Always a voracious reader, Rodriguez became a prolific writer, covering crime for the San Bernadino Sun, writing for the LA Weekly and becoming a radio reporter at Chicago’s largest news station, WMAQ. In Chicago, he wrote the book that would make him one of the most famous Chicano writers in the country. Always Running: La Vida Loca, My Gang Days in L.A., published in 1993, sold nearly a half-million copies and became one of the most banned books in the state – and one of the most stolen from libraries, Rodriguez says. His follow up, It Calls You Back: An Odyssey Through Love, Addiction, Revolutions and Healing, published in 2011, was named a finalist by the National Book Critics in the autobiography category. He’s also published numerous books of poetry and founded a popular cultural center in Sylmar, called Tia Chucha’s Central Cultural & Bookstore.
That’s one of the things he’s advocating for as candidate Rodriguez: arts in every community, and an arts policy for every neighborhood, so wherever you go in the state, even to the smallest towns, you can find culture and visual and performing arts. He’s also advocating for a full moratorium on fracking, and a greater reliance on solar, wind and water power to drive the economy. And he’s also advocating for full healthcare coverage via a single-payer system, education reform and the end of the California prison system as it currently exists. He wants to declare a real war on poverty. There are 2.7 million more poor people in the state now than before Brown became governor, he says.

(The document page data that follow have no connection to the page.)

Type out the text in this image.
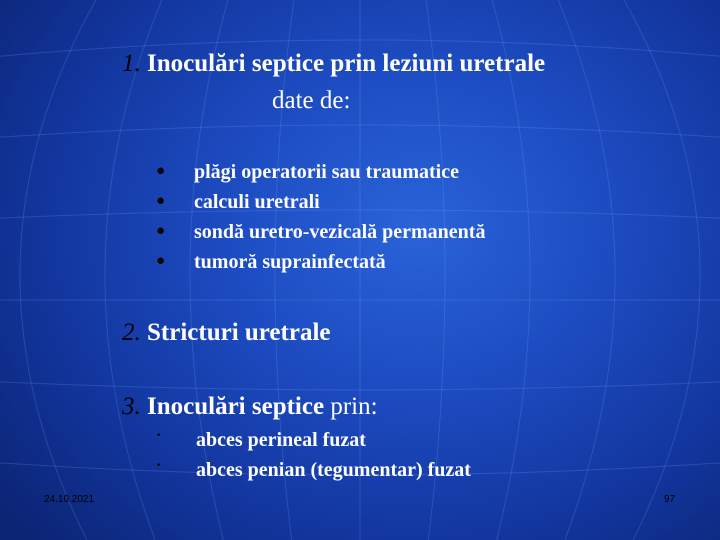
1. Inoculări septice prin leziuni uretrale
date de:
● plăgi operatorii sau traumatice
● calculi uretrali
● sondă uretro-vezicală permanentă
● tumoră suprainfectată
2. Stricturi uretrale
3. Inoculări septice prin:
· abces perineal fuzat
· abces penian (tegumentar) fuzat
24.10.2021	97
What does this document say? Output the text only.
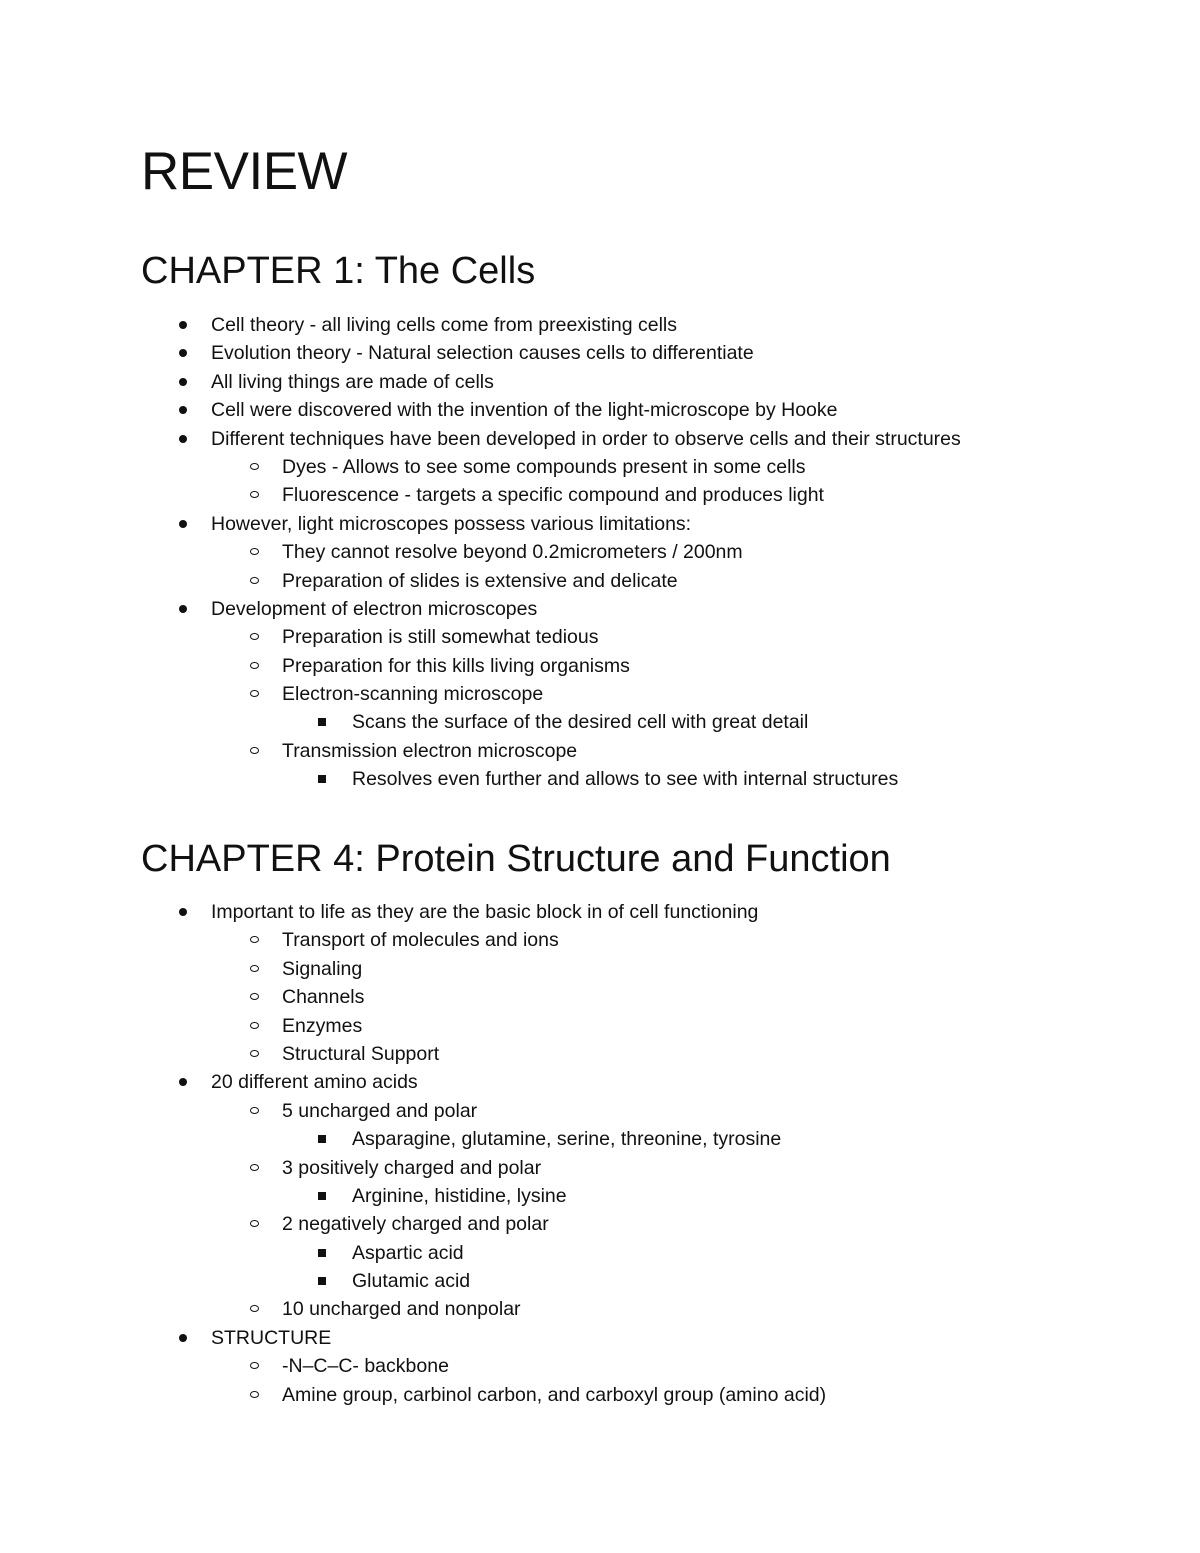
REVIEW
CHAPTER 1: The Cells
Cell theory - all living cells come from preexisting cells
Evolution theory - Natural selection causes cells to differentiate
All living things are made of cells
Cell were discovered with the invention of the light-microscope by Hooke
Different techniques have been developed in order to observe cells and their structures
Dyes - Allows to see some compounds present in some cells
Fluorescence - targets a specific compound and produces light
However, light microscopes possess various limitations:
They cannot resolve beyond 0.2micrometers / 200nm
Preparation of slides is extensive and delicate
Development of electron microscopes
Preparation is still somewhat tedious
Preparation for this kills living organisms
Electron-scanning microscope
Scans the surface of the desired cell with great detail
Transmission electron microscope
Resolves even further and allows to see with internal structures
CHAPTER 4: Protein Structure and Function
Important to life as they are the basic block in of cell functioning
Transport of molecules and ions
Signaling
Channels
Enzymes
Structural Support
20 different amino acids
5 uncharged and polar
Asparagine, glutamine, serine, threonine, tyrosine
3 positively charged and polar
Arginine, histidine, lysine
2 negatively charged and polar
Aspartic acid
Glutamic acid
10 uncharged and nonpolar
STRUCTURE
-N–C–C- backbone
Amine group, carbinol carbon, and carboxyl group (amino acid)
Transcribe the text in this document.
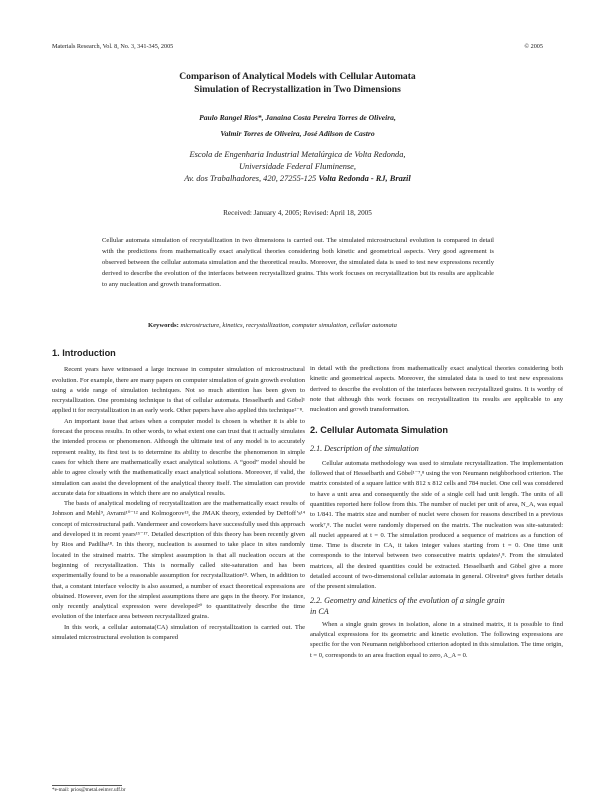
Materials Research, Vol. 8, No. 3, 341-345, 2005	© 2005
Comparison of Analytical Models with Cellular Automata
Simulation of Recrystallization in Two Dimensions
Paulo Rangel Rios*, Janaina Costa Pereira Torres de Oliveira,
Valmir Torres de Oliveira, José Adilson de Castro
Escola de Engenharia Industrial Metalúrgica de Volta Redonda,
Universidade Federal Fluminense,
Av. dos Trabalhadores, 420, 27255-125 Volta Redonda - RJ, Brazil
Received: January 4, 2005; Revised: April 18, 2005
Cellular automata simulation of recrystallization in two dimensions is carried out. The simulated microstructural evolution is compared in detail with the predictions from mathematically exact analytical theories considering both kinetic and geometrical aspects. Very good agreement is observed between the cellular automata simulation and the theoretical results. Moreover, the simulated data is used to test new expressions recently derived to describe the evolution of the interfaces between recrystallized grains. This work focuses on recrystallization but its results are applicable to any nucleation and growth transformation.
Keywords: microstructure, kinetics, recrystallization, computer simulation, cellular automata
1. Introduction

Recent years have witnessed a large increase in computer simulation of microstructural evolution. For example, there are many papers on computer simulation of grain growth evolution using a wide range of simulation techniques. Not so much attention has been given to recrystallization. One promising technique is that of cellular automata. Hesselbarth and Göbel¹ applied it for recrystallization in an early work. Other papers have also applied this technique²⁻⁸.

An important issue that arises when a computer model is chosen is whether it is able to forecast the process results. In other words, to what extent one can trust that it actually simulates the intended process or phenomenon. Although the ultimate test of any model is to accurately represent reality, its first test is to determine its ability to describe the phenomenon in simple cases for which there are mathematically exact analytical solutions. A “good” model should be able to agree closely with the mathematically exact analytical solutions. Moreover, if valid, the simulation can assist the development of the analytical theory itself. The simulation can provide accurate data for situations in which there are no analytical results.

The basis of analytical modeling of recrystallization are the mathematically exact results of Johnson and Mehl⁹, Avrami¹⁰⁻¹² and Kolmogorov¹³, the JMAK theory, extended by DeHoff’s¹⁴ concept of microstructural path. Vandermeer and coworkers have successfully used this approach and developed it in recent years¹⁵⁻¹⁷. Detailed description of this theory has been recently given by Rios and Padilha¹⁸. In this theory, nucleation is assumed to take place in sites randomly located in the strained matrix. The simplest assumption is that all nucleation occurs at the beginning of recrystallization. This is normally called site-saturation and has been experimentally found to be a reasonable assumption for recrystallization¹⁹. When, in addition to that, a constant interface velocity is also assumed, a number of exact theoretical expressions are obtained. However, even for the simplest assumptions there are gaps in the theory. For instance, only recently analytical expression were developed²⁰ to quantitatively describe the time evolution of the interface area between recrystallized grains.

In this work, a cellular automata(CA) simulation of recrystallization is carried out. The simulated microstructural evolution is compared

in detail with the predictions from mathematically exact analytical theories considering both kinetic and geometrical aspects. Moreover, the simulated data is used to test new expressions derived to describe the evolution of the interfaces between recrystallized grains. It is worthy of note that although this work focuses on recrystallization its results are applicable to any nucleation and growth transformation.

2. Cellular Automata Simulation
2.1. Description of the simulation

Cellular automata methodology was used to simulate recrystallization. The implementation followed that of Hesselbarth and Göbel¹⁻⁷,⁸ using the von Neumann neighborhood criterion. The matrix consisted of a square lattice with 812 x 812 cells and 784 nuclei. One cell was considered to have a unit area and consequently the side of a single cell had unit length. The units of all quantities reported here follow from this. The number of nuclei per unit of area, N_A, was equal to 1/841. The matrix size and number of nuclei were chosen for reasons described in a previous work⁷,⁸. The nuclei were randomly dispersed on the matrix. The nucleation was site-saturated: all nuclei appeared at t = 0. The simulation produced a sequence of matrices as a function of time. Time is discrete in CA, it takes integer values starting from t = 0. One time unit corresponds to the interval between two consecutive matrix updates¹,⁸. From the simulated matrices, all the desired quantities could be extracted. Hesselbarth and Göbel give a more detailed account of two-dimensional cellular automata in general. Oliveira⁸ gives further details of the present simulation.

2.2. Geometry and kinetics of the evolution of a single grain
in CA

When a single grain grows in isolation, alone in a strained matrix, it is possible to find analytical expressions for its geometric and kinetic evolution. The following expressions are specific for the von Neumann neighborhood criterion adopted in this simulation. The time origin, t = 0, corresponds to an area fraction equal to zero, A_A = 0.

*e-mail: prios@metal.eeimvr.uff.br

“He did balance the budget, but he did it on the backs of poor people and working people, by cutting Cal Fresh and Cal Works,” Rodriguez says over a plain latte before a 9am radio interview and a visit with Alisal High School students in Salinas. “Our perception is it’s already raining. People need help now.”
Rodriguez needs help too. He has to have 10,000 signatures gathered by Feb. 20 to get on the ballot. He’s not sure how many he has right now – he and his grassroots campaign leaders are in the process of tallying.
“It’s possible I could be the second highest vote getter in June,” Rodriguez says. “We might be able to go all the way to November. We’re going to go as far as we can go.”